November 02, 2006

Miscellany

I don’t care what Natalie Portman said. I really don’t. It was just a cloying and painfully obvious attempt by a first-time writer-director to get "cool" audiences to identify with his rather unlikable main characters. It’s not the Shins’ fault that they got more popular because of it. Besides, we here at WAWGDWATT headquarters have neither the time nor the inclination to debate the street credibility of a guitar-based pop band. We just know we liked their first record and early singles so much, we’re pretty much willing to forgive anything, including the McDonald’s and Gap commercials, a bad second record, and, yes, even Garden State.

Anyway, the Shins’ Wincing the Night Away, due out on Sub Pop in January, leaked a couple of weeks back, and I’ve been listening to it all day today. I've enjoyed it very much so far. The first two songs, “Sleeping Lessons” and “Australia,” are pretty awesome, the former a great keyboard-led slow build to a garage-band-style climax, the latter an up-beat and terrific mood-shifter with an awesome Morrissey nod at the end: "So give me your hand and let's jump out the window." Then they get weird for a minute with “Pam Berry,” a track that’s more sound project than song, sort of like Oh, Inverted World’s “Your Algebra.” It’s fine, and it only lasts 56 seconds, so no bother.

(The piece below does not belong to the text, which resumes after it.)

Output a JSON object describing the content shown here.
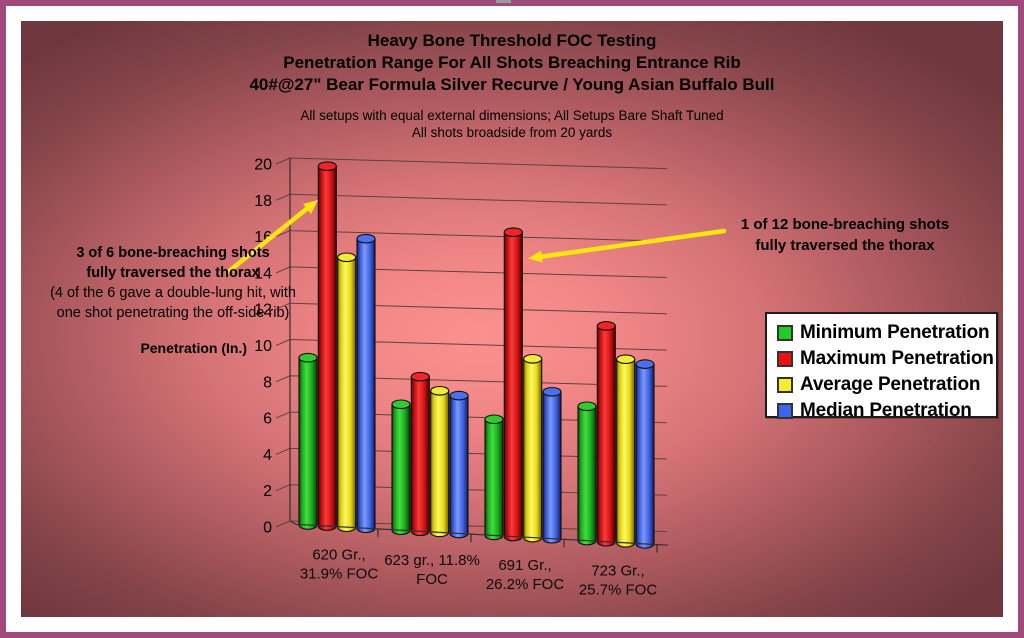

“Phantom Limb” opens with some soft fuzz bass and the line, “Frozen into coats, white girls from the North.” Singer James Mercer goes onto to sing about feeling like a ghost, or something like that, and it’s so sad and pretty, and somewhere he talks about "cheap shots from the tribe" and “ another afternoon with the gold head tunes and pilfered booze,” right before the soaring chorus and the “oh-whoa-oh”s kick in. That’s what I like most about the Shins: they make melancholy seem like the most beautiful thing in the world. It’s a warm, hope-filled way of saying things suck.

Okay, four songs down. So far, so great.

After the high of “Phantom Limb” we’re given “Sea Legs,” with what the Sub Pop website calls a “hip-hop beat.” Well, if it is a hip-hop beat, it’s a pretty shitty one. But the band puts some strings and synths and hand claps over it, and it’s not so bad after a while. A nice change in style, but not so great as a song. That's followed by “Red Rabbits,” an okay song with a wood block beat and that same keyboard thing from “Sphagnum Esplanade” where the notes sound like water drops. (You know, this post is starting to seem like amateur music crit, so I think I’ll wrap things up.)

The record’s second half is not as strong as the first, with "Turn On Me" the only one I've really enjoyed. So far as I can tell, though, there are no really bad songs. I can’t remember what my point was with this post. I guess it was this: The Shins' new record leaked already. Go get that shit. (Maybe my point was just to make fun of Garden State one more time.)

2 comments:

Scrap Heap Pete said...

In general, if you are willing to forgive McDonald's and Gap commercials as well as bad movies, what aren't you willing to forgive?

Mike said...

CORRECTION

After listening the this record for a week, I can now say that only four songs are good -- tracks 1, 2, 4, and 7. The rest are pretty bad. Therefore, I pledge to no longer blog when I'm bored, high, and listening to a new record for the first time. Only regrettable mistakes can occur when I do.